Eucalyptus cladocalyx
F.Muell. Sugar GumTree to 35 m tall; bark smooth, shedding in irregular plates, mottled white, yellow to orange, pink, grey and blue-grey. Juvenile leaves petiolate, opposite for a few pairs then alternate, elliptic to orbicular, to 5.6 cm long, 9 cm wide, discolorous, dull, blue-green to green; adult leaves petiolate, alternate, lanceolate, 8–17 cm long, 1.2–3.2 cm wide, discolorous, glossy and dark green above, paler below; reticulation dense, with obscure oil glands.

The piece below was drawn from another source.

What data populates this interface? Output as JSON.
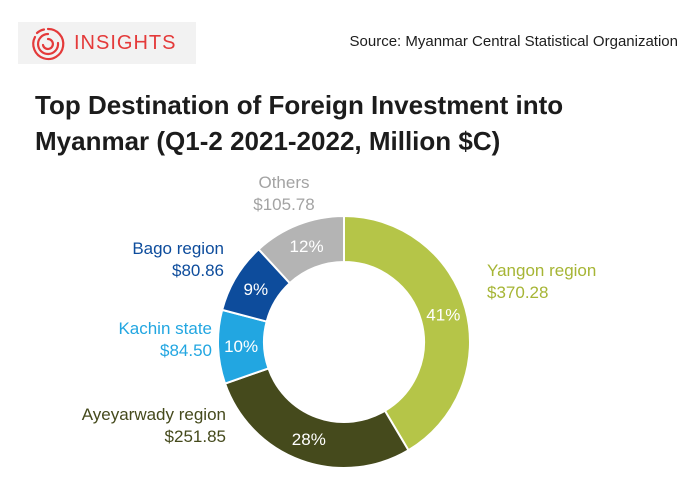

Inflorescences borne on leafless sections of branches within the canopy, unbranched; peduncles to 2.2 cm long, 7–11-flowered; buds oblong, to 1.1 cm long, 0.5 cm diam., scar present; operculum short, hemispherical; stamens inflexed; anthers versatile, dorsifixed, oblong; ovules in 4 vertical rows; flowers white. Fruit pedicellate, urceolate or barrel-shaped, to 1.5 cm long, 1 cm diam., faintly ribbed; disc thin, descending; valves 3 or 4, deeply enclosed; seed light grey to brown, ovoid or compressed-ovoid, sometimes flanged, hilum ventral. Flowers Jan.–Mar .
LoM, MuM, Wim, VVP, VRiv, MuF, GipP, OtP, WaP, Gold, CVU, GGr, DunT, NIS, HSF. Native to south-eastern South Australia; also naturalised in WA. Widely planted throughout southern Australia as shade trees and wind breaks. Often self-establishes among and near plantations as well as grasslands on the Victorian Volcanic Plain.